Background: Intravitreal chemotherapy (IVitC; intravitreal cytostatic injections) is the most promising field of multiagent chemotherapy for retinoblastoma, and, when combined with systemic multiagent chemotherapy, enables maximum effects on the tumor. Purpose: To improve the method of primary combination multiagent chemotherapy by increasing the melphalan dose and shortening the interval between the first and last injections in IVitC for high-risk retinoblastoma. Material and Methods: As per the improved methodology, melphalan was intravitreally injected at a dose of 20 or 30 µg in 0.1 ml, depending on the type of tumor and type of vitreous seeds, with the interval between intravitreal injections shortened to 10-11 days. The treatment method proposed was used in 8 eyes with a large high-risk tumor (7 eyes with a T3 tumor and one eye with a T2 tumor) in 7 patients aged 42 ± 4.1 months (range, 2 to 60 months).
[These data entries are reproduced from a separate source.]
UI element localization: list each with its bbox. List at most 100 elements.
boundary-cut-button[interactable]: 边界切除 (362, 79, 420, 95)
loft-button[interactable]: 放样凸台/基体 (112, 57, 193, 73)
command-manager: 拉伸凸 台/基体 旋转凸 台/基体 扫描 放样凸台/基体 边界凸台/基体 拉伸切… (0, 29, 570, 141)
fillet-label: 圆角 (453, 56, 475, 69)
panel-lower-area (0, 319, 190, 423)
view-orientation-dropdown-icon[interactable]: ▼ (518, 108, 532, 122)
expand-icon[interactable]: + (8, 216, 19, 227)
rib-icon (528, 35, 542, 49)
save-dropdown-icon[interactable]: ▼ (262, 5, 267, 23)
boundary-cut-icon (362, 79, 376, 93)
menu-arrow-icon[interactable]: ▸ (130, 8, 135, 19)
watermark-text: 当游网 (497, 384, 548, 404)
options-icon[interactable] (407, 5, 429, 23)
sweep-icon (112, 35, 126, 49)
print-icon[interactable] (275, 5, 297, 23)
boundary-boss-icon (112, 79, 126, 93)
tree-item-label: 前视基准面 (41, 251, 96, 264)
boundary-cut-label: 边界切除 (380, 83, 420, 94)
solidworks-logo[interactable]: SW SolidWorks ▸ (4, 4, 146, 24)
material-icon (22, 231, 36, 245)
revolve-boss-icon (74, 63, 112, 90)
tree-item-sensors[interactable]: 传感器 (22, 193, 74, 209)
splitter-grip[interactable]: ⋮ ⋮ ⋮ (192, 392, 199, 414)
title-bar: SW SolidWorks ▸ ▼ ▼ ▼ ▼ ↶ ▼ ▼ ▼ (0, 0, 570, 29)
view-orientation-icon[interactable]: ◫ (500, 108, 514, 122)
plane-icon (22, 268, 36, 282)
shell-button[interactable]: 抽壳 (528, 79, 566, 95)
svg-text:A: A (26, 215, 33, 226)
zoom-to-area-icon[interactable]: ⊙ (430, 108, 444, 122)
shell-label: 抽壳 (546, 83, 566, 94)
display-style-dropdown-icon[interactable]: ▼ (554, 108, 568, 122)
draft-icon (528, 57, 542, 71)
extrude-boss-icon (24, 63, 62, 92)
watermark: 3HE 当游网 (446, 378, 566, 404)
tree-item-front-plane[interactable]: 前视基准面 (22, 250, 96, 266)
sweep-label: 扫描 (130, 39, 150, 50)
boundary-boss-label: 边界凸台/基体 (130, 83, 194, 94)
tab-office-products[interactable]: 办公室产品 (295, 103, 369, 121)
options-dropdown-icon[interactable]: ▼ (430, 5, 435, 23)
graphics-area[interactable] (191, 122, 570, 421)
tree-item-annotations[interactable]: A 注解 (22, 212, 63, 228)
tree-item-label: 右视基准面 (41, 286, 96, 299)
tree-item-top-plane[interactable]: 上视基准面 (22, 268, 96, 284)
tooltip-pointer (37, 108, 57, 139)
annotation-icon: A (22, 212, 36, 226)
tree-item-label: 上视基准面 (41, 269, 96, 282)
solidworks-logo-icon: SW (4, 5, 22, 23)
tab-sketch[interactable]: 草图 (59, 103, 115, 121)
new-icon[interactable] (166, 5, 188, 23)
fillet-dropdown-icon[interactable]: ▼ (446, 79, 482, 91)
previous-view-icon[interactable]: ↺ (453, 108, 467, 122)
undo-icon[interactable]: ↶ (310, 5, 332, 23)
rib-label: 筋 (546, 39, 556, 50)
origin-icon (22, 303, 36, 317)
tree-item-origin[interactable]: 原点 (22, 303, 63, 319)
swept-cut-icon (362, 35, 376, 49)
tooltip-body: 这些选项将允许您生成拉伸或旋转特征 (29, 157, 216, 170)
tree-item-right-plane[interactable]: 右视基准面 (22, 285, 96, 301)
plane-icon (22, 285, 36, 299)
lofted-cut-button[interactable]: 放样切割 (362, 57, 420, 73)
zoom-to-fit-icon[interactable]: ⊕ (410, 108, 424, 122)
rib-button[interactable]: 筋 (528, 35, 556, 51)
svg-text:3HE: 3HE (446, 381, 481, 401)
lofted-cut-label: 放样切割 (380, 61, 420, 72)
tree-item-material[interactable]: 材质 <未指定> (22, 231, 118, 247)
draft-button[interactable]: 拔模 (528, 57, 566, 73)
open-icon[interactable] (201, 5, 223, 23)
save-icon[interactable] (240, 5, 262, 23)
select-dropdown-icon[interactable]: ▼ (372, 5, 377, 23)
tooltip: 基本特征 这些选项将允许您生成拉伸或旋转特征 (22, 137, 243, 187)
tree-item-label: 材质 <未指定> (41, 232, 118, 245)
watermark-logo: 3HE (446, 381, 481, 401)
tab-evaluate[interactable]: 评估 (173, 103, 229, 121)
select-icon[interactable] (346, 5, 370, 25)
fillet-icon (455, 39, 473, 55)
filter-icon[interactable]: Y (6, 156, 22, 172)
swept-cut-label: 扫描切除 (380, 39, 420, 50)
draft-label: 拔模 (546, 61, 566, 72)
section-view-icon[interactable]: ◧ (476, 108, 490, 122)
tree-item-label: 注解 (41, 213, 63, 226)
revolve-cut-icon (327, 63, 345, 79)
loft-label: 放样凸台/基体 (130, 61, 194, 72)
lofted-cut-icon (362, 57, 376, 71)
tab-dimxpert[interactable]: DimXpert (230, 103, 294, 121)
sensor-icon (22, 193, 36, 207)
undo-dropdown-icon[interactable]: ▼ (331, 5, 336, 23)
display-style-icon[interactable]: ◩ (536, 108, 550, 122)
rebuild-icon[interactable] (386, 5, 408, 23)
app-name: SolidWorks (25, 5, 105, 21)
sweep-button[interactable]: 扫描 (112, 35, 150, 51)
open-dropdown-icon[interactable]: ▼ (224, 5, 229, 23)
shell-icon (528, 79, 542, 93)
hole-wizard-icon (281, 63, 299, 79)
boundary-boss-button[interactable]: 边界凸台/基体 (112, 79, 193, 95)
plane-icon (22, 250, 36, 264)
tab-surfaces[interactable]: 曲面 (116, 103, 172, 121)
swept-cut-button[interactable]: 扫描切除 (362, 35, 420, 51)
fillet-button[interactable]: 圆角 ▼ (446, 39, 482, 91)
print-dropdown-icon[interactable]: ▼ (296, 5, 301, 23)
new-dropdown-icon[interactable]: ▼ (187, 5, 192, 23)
Conclusion: We have developed a method of treatment for high-risk T3 retinoblastomas with or without vitreous seeds which involves local chemotherapy at an increased dose of 20 µg or 30 µg every 10 to 14 days, in the presence of combination multiagent chemotherapy incorporating systemic multiagent chemotherapy, chemoreduction, every three weeks. Our clinical studies demonstrated that the use of the method proposed resulted in tumor size reduction, tumor density increase and tumor calcification, with necrotic changes in vitreous seeds in eyes poorly responsive to the standard intravitreal dose of 10 µg melphalan in 0.1 ml diluent. The major indications for an increase in intravitreal melphalan dose to 20 µg are large T2 or T3 tumors located in the macular or juxtpapillary retina, with loss of tumor capsule integrity, dust vitreous seeds or cloud vitreous seeds. In addition, in the absence of parental consent for enucleation, an intravitreal melphalan dose can be increased to 30 µg as an alternative to enucleation for large T3 tumors with tumor capsule rupture, release of tumor fragments into the vitreous, spherical vitreous seeds, and blindness with no potential for vision restoration.